Exporting Scrapy items to a .csv file keeps crawl results easy to sort, filter, and share with spreadsheet tools and data pipelines. CSV is lightweight and line-oriented, so it fits well for quick reviews and repeatable exports.
Scrapy writes items using its feed export system while a spider runs. When the output target ends with .csv, the built-in CSV exporter serializes each yielded item into a row and writes a header row for the selected fields.
CSV is flat, so nested lists or dictionaries are stringified and inconsistent item fields can lead to missing values across rows.
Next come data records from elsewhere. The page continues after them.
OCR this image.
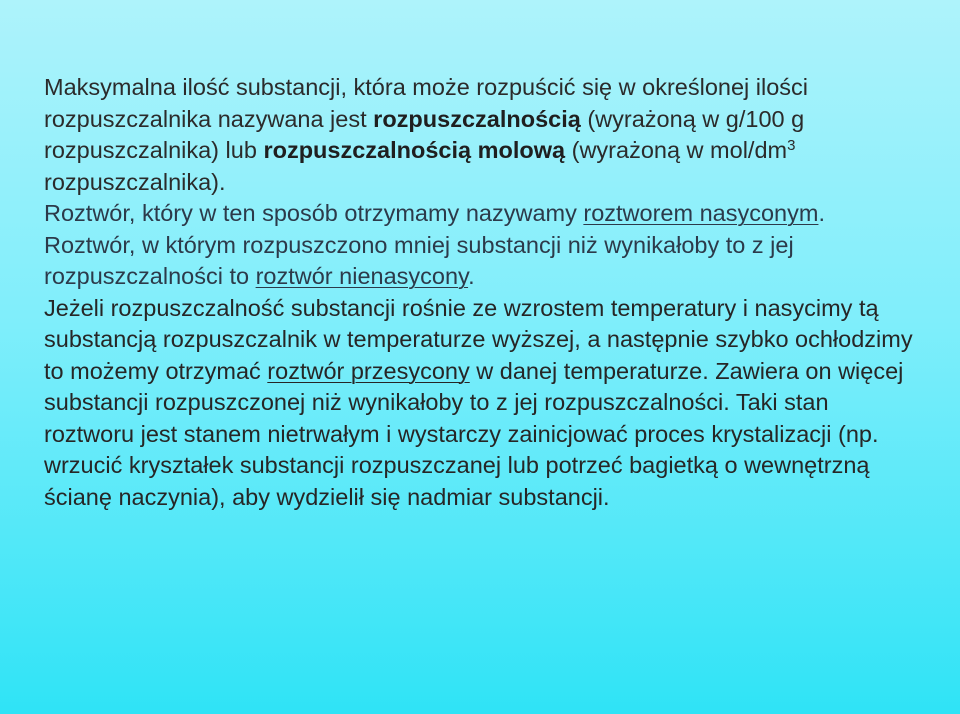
Maksymalna ilość substancji, która może rozpuścić się w określonej ilości rozpuszczalnika nazywana jest rozpuszczalnością (wyrażoną w g/100 g rozpuszczalnika) lub rozpuszczalnością molową (wyrażoną w mol/$dm^3$ rozpuszczalnika).

Roztwór, który w ten sposób otrzymamy nazywamy roztworem nasyconym.

Roztwór, w którym rozpuszczono mniej substancji niż wynikałoby to z jej rozpuszczalności to roztwór nienasycony.

Jeżeli rozpuszczalność substancji rośnie ze wzrostem temperatury i nasycimy tą substancją rozpuszczalnik w temperaturze wyższej, a następnie szybko ochłodzimy to możemy otrzymać roztwór przesycony w danej temperaturze. Zawiera on więcej substancji rozpuszczonej niż wynikałoby to z jej rozpuszczalności. Taki stan roztworu jest stanem nietrwałym i wystarczy zainicjować proces krystalizacji (np. wrzucić kryształek substancji rozpuszczanej lub potrzeć bagietką o wewnętrzną ścianę naczynia), aby wydzielił się nadmiar substancji.
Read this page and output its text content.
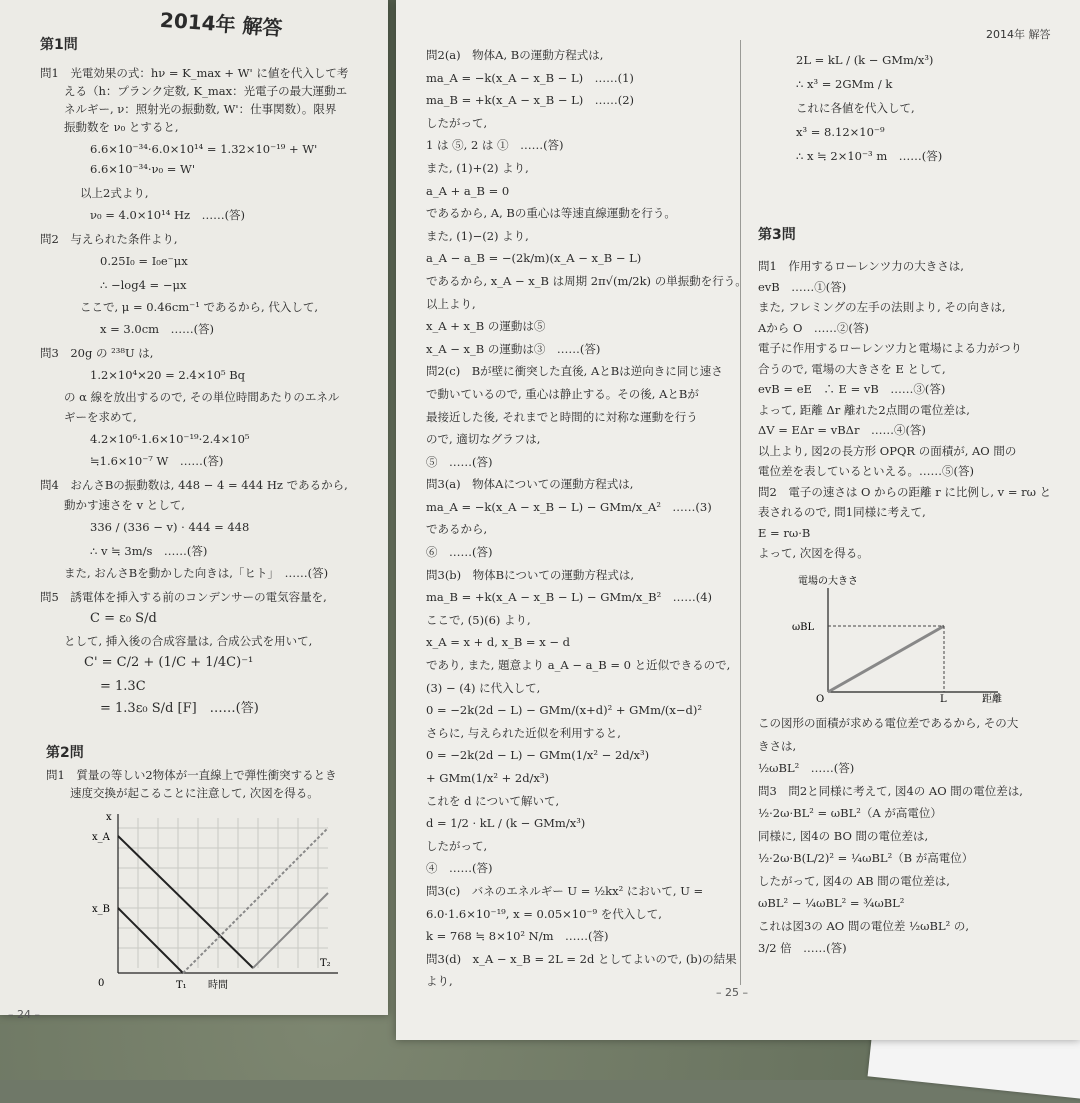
2014年 解答
第1問
問1　光電効果の式：hν = K_max + W' に値を代入して考
える（h：プランク定数, K_max：光電子の最大運動エ
ネルギー, ν：照射光の振動数, W'：仕事関数）。限界
振動数を ν₀ とすると,
6.6×10⁻³⁴·6.0×10¹⁴ = 1.32×10⁻¹⁹ + W'
6.6×10⁻³⁴·ν₀ = W'
以上2式より,
ν₀ = 4.0×10¹⁴ Hz　……(答)
問2　与えられた条件より,
0.25I₀ = I₀e⁻μx
∴ −log4 = −μx
ここで, μ = 0.46cm⁻¹ であるから, 代入して,
x = 3.0cm　……(答)
問3　20g の ²³⁸U は,
1.2×10⁴×20 = 2.4×10⁵ Bq
の α 線を放出するので, その単位時間あたりのエネル
ギーを求めて,
4.2×10⁶·1.6×10⁻¹⁹·2.4×10⁵
≒1.6×10⁻⁷ W　……(答)
問4　おんさBの振動数は, 448 − 4 = 444 Hz であるから,
動かす速さを v として,
336 / (336 − v) · 444 = 448
∴ v ≒ 3m/s　……(答)
また, おんさBを動かした向きは,「ヒト」　……(答)
問5　誘電体を挿入する前のコンデンサーの電気容量を,
C = ε₀ S/d
として, 挿入後の合成容量は, 合成公式を用いて,
C' = C/2 + (1/C + 1/4C)⁻¹
= 1.3C
= 1.3ε₀ S/d [F]　……(答)
第2問
問1　質量の等しい2物体が一直線上で弾性衝突するとき
速度交換が起こることに注意して, 次図を得る。
x
x_A
x_B
0	T₁ 時間
T₂
– 24 –
2014年 解答
問2(a)　物体A, Bの運動方程式は,
ma_A = −k(x_A − x_B − L)　……(1)
ma_B = +k(x_A − x_B − L)　……(2)
したがって,
1 は ⑤, 2 は ①　……(答)
また, (1)+(2) より,
a_A + a_B = 0
であるから, A, Bの重心は等速直線運動を行う。
また, (1)−(2) より,
a_A − a_B = −(2k/m)(x_A − x_B − L)
であるから, x_A − x_B は周期 2π√(m/2k) の単振動を行う。
以上より,
x_A + x_B の運動は⑤
x_A − x_B の運動は③　……(答)
問2(c)　Bが壁に衝突した直後, AとBは逆向きに同じ速さ
で動いているので, 重心は静止する。その後, AとBが
最接近した後, それまでと時間的に対称な運動を行う
ので, 適切なグラフは,
⑤　……(答)
問3(a)　物体Aについての運動方程式は,
ma_A = −k(x_A − x_B − L) − GMm/x_A²　……(3)
であるから,
⑥　……(答)
問3(b)　物体Bについての運動方程式は,
ma_B = +k(x_A − x_B − L) − GMm/x_B²　……(4)
ここで, (5)(6) より,
x_A = x + d, x_B = x − d
であり, また, 題意より a_A − a_B = 0 と近似できるので,
(3) − (4) に代入して,
0 = −2k(2d − L) − GMm/(x+d)² + GMm/(x−d)²
さらに, 与えられた近似を利用すると,
0 = −2k(2d − L) − GMm(1/x² − 2d/x³)
+ GMm(1/x² + 2d/x³)
これを d について解いて,
d = 1/2 · kL / (k − GMm/x³)
したがって,
④　……(答)
問3(c)　バネのエネルギー U = ½kx² において, U =
6.0·1.6×10⁻¹⁹, x = 0.05×10⁻⁹ を代入して,
k = 768 ≒ 8×10² N/m　……(答)
問3(d)　x_A − x_B = 2L = 2d としてよいので, (b)の結果
より,
2L = kL / (k − GMm/x³)
∴ x³ = 2GMm / k
これに各値を代入して,
x³ = 8.12×10⁻⁹
∴ x ≒ 2×10⁻³ m　……(答)
第3問
問1　作用するローレンツ力の大きさは,
evB　……①(答)
また, フレミングの左手の法則より, その向きは,
Aから O　……②(答)
電子に作用するローレンツ力と電場による力がつり
合うので, 電場の大きさを E として,
evB = eE　∴ E = vB　……③(答)
よって, 距離 Δr 離れた2点間の電位差は,
ΔV = EΔr = vBΔr　……④(答)
以上より, 図2の長方形 OPQR の面積が, AO 間の
電位差を表しているといえる。……⑤(答)
問2　電子の速さは O からの距離 r に比例し, v = rω と
表されるので, 問1同様に考えて,
E = rω·B
よって, 次図を得る。
電場の大きさ
ωBL
O	L	距離
この図形の面積が求める電位差であるから, その大
きさは,
½ωBL²　……(答)
問3　問2と同様に考えて, 図4の AO 間の電位差は,
½·2ω·BL² = ωBL²（A が高電位）
同様に, 図4の BO 間の電位差は,
½·2ω·B(L/2)² = ¼ωBL²（B が高電位）
したがって, 図4の AB 間の電位差は,
ωBL² − ¼ωBL² = ¾ωBL²
これは図3の AO 間の電位差 ½ωBL² の,
3/2 倍　……(答)
– 25 –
Lock the column order before long runs to avoid shuffled headers, and treat overwrite mode as destructive because it replaces any existing output file.
Related: How to export Scrapy items to JSON
Related: How to enable item pipelines in Scrapy
$ cd /root/sg-work/catalog_demo
FEED_EXPORT_FIELDS = [
"name",
"price",
"url",
]
FEED_EXPORT_ENCODING = "utf-8"
Set FEED_EXPORT_ENCODING to utf-8-sig when the CSV opens with garbled characters in spreadsheet apps.
$ scrapy crawl catalog -O products.csv 2026-01-01 09:39:10 [scrapy.extensions.feedexport] INFO: Stored csv feed (6 items) in: products.csv
The output format follows the file extension, so products.csv triggers the built-in CSV exporter.
-O overwrites any existing products.csv in place.
$ head -n 5 products.csv name,price,url Starter Plan,$29,http://app.internal.example:8000/products/starter-plan.html Team Plan,$79,http://app.internal.example:8000/products/team-plan.html Enterprise Plan,$199,http://app.internal.example:8000/products/enterprise-plan.html Growth Plan,$129,http://app.internal.example:8000/products/growth-plan.html ##### snipped #####
The header should match FEED_EXPORT_FIELDS, and missing fields export as empty cells.
$ wc -l products.csv 7 products.csv
Line count includes the header row, so item rows are total - 1.